I'm not sure how other references deal with Oedipus' slaying of Laius but Sophocles (upon whom I'm relying) has it that there was an altercation (name calling etc.) on the road to Thebes and Oedipus wiped out the whole royal shebang (except for one guy who brings back the news) when things escalated. There were no "accidental javelins" flying around, only very purposeful ones. Perhaps it was an early episode of road rage that escalated into a killfest.

The gods invested Thebes with a plague because the killer of Laius (Oedipus, as described above) had not been brought to justice. Whether "I" would convict him or not is beside the point; the gods obviously saw him as guilty.

Secondly, not knowing that Jocasta is his mother only relieves him of 'intent', but the offspring are more than enough proof of incest itself.

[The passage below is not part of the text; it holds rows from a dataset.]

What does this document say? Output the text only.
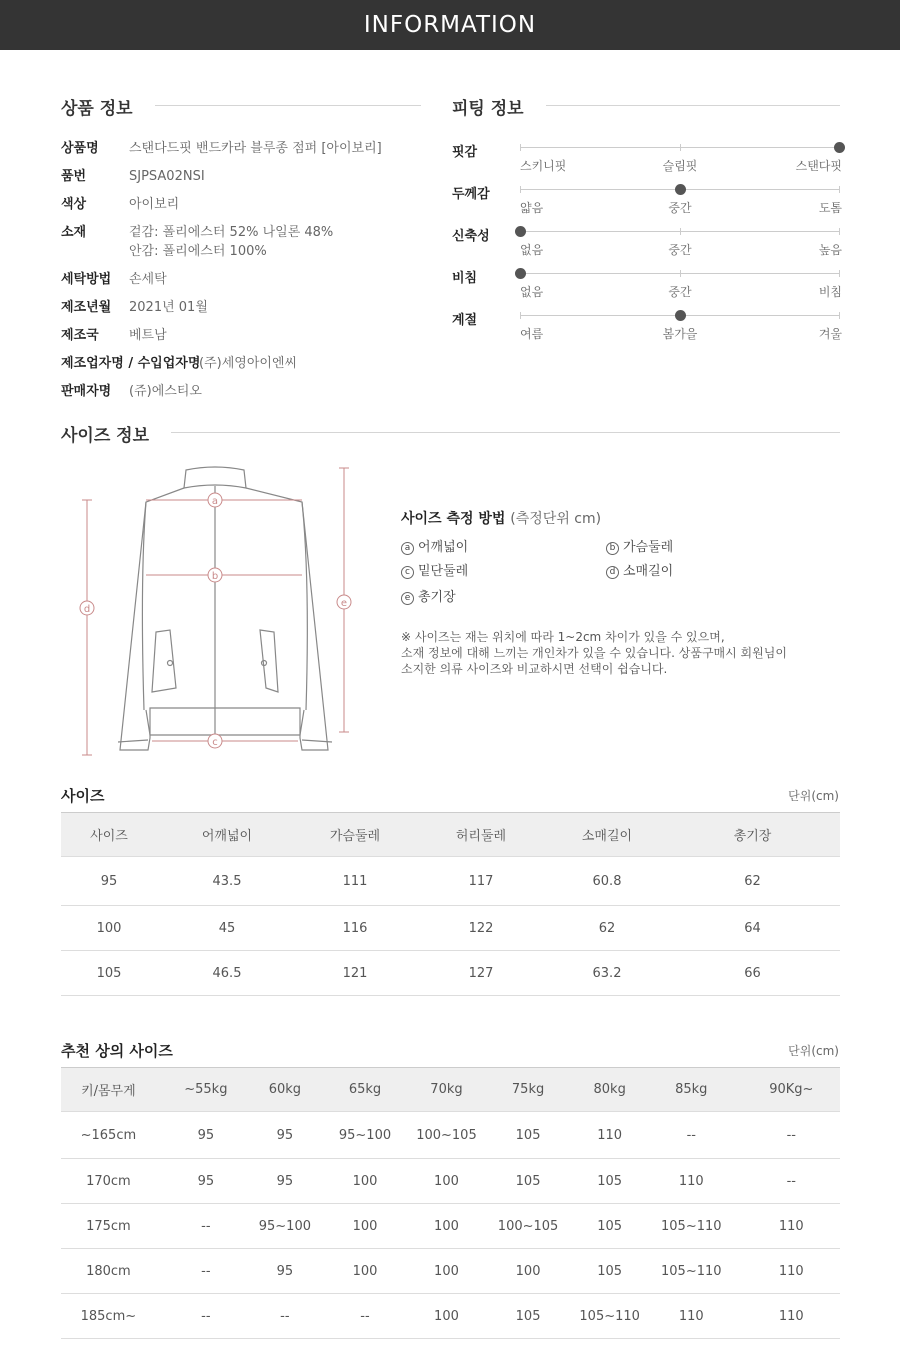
INFORMATION
상품 정보
상품명 스탠다드핏 밴드카라 블루종 점퍼 [아이보리]
품번	SJPSA02NSI
색상	아이보리
소재	겉감: 폴리에스터 52% 나일론 48%
안감: 폴리에스터 100%
세탁방법 손세탁
제조년월 2021년 01월
제조국 베트남
제조업자명 / 수입업자명
(주)세영아이엔씨
판매자명 (쥬)에스티오
피팅 정보
핏감
스키니핏	슬림핏	스탠다핏
두께감
얇음	중간	도톰
신축성
없음	중간	높음
비침
없음	중간	비침
계절
여름	봄가을	겨울
사이즈 정보
a
b
c
d
e
사이즈 측정 방법 (측정단위 cm)
a 어깨넓이	b 가슴둘레
c 밑단둘레	d 소매길이
e 총기장
※ 사이즈는 재는 위치에 따라 1~2cm 차이가 있을 수 있으며,
소재 정보에 대해 느끼는 개인차가 있을 수 있습니다. 상품구매시 회원님이
소지한 의류 사이즈와 비교하시면 선택이 쉽습니다.
사이즈	단위(cm)
사이즈	어깨넓이	가슴둘레	허리둘레	소매길이	총기장
95	43.5	111	117	60.8	62
100	45	116	122	62	64
105	46.5	121	127	63.2	66
추천 상의 사이즈	단위(cm)
키/몸무게	~55kg	60kg	65kg	70kg	75kg	80kg	85kg	90Kg~
~165cm	95	95	95~100	100~105	105	110	--	--
170cm	95	95	100	100	105	105	110	--
175cm	--	95~100	100	100	100~105	105	105~110	110
180cm	--	95	100	100	100	105	105~110	110
185cm~	--	--	--	100	105	105~110	110	110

Being the king, he decides to be his own judge and executioner and declares that death is too good for him - he blinds himself with Jocasta's broach (heavy symbolism about being blind to reality, etc) and then exiles himself so that he has to live the rest of his life in misery. Once again, my "conviction" isn't needed. Am I to disagree with the author's intent, the main character's own declarations about himself, AND the will of the gods? Not this little black duck!

I thought originally that you were actually arguing that "you just can't win" and as far as I'm concerned, that's spot on correct and I agree with it - Oedipus, or indeed Hamlet (or anyone brought to trial by a Lewis Carrol type "Court"), can only ever hope for a loophole, not justice. To what extent this subsequently applies to all of us here in Outland (allegory and all that) is not for me to say.

cheers from Wagga Wagga, via Thebes.

Re: A contradiction, perhaps?
Posted by: Puck (---.brmngh01.mi.comcast.net)
Date: November 02, 2005 09:37PM

The javelin accident Branfish was thinking of is from a different myth, that of Perseus (albeit with a similar moral):
Perseus' grandfather is told by an oracle that he will be killed by his grandson, so when his daughter Danae becomes pregnant he shuts her in a chest and throws the chest into the sea. Fortunately for her, it floats and is hauled ashore by a fisherman in a distant kingdom. Perseus grows up to be a great hero: he slays the gorgon Medusa, saves his mom from having to marry a wicked king, rescues the princess Andromeda from a dreadful seamonster, uses Medusa's head to turn Andromeda's cowardly ex-boyfriend to stone...etc., etc... and one day while participating in an athletic competition he throws a javelin that is blown off course by the wind and happens to strike a certain elderly gentleman in the crowd...

In response to the rest of Branfish's letter (just so we don't get too tied up with the technicalities of Oedipus Rex) when I said, "being found guilty doesn't undo the crime," I was talking about characters who commit crimes within the plot of their books. If those crimes were simply erased, literature would be the emotionally vapid world Thursday encounters in Shadow the Sheepdog, devoid of murder mysteries, tragedies, and countless other literary staples. The girl in Mill on the Floss is replaced because she was trying to commit a crime that was not part of the plot, thus changing the plot.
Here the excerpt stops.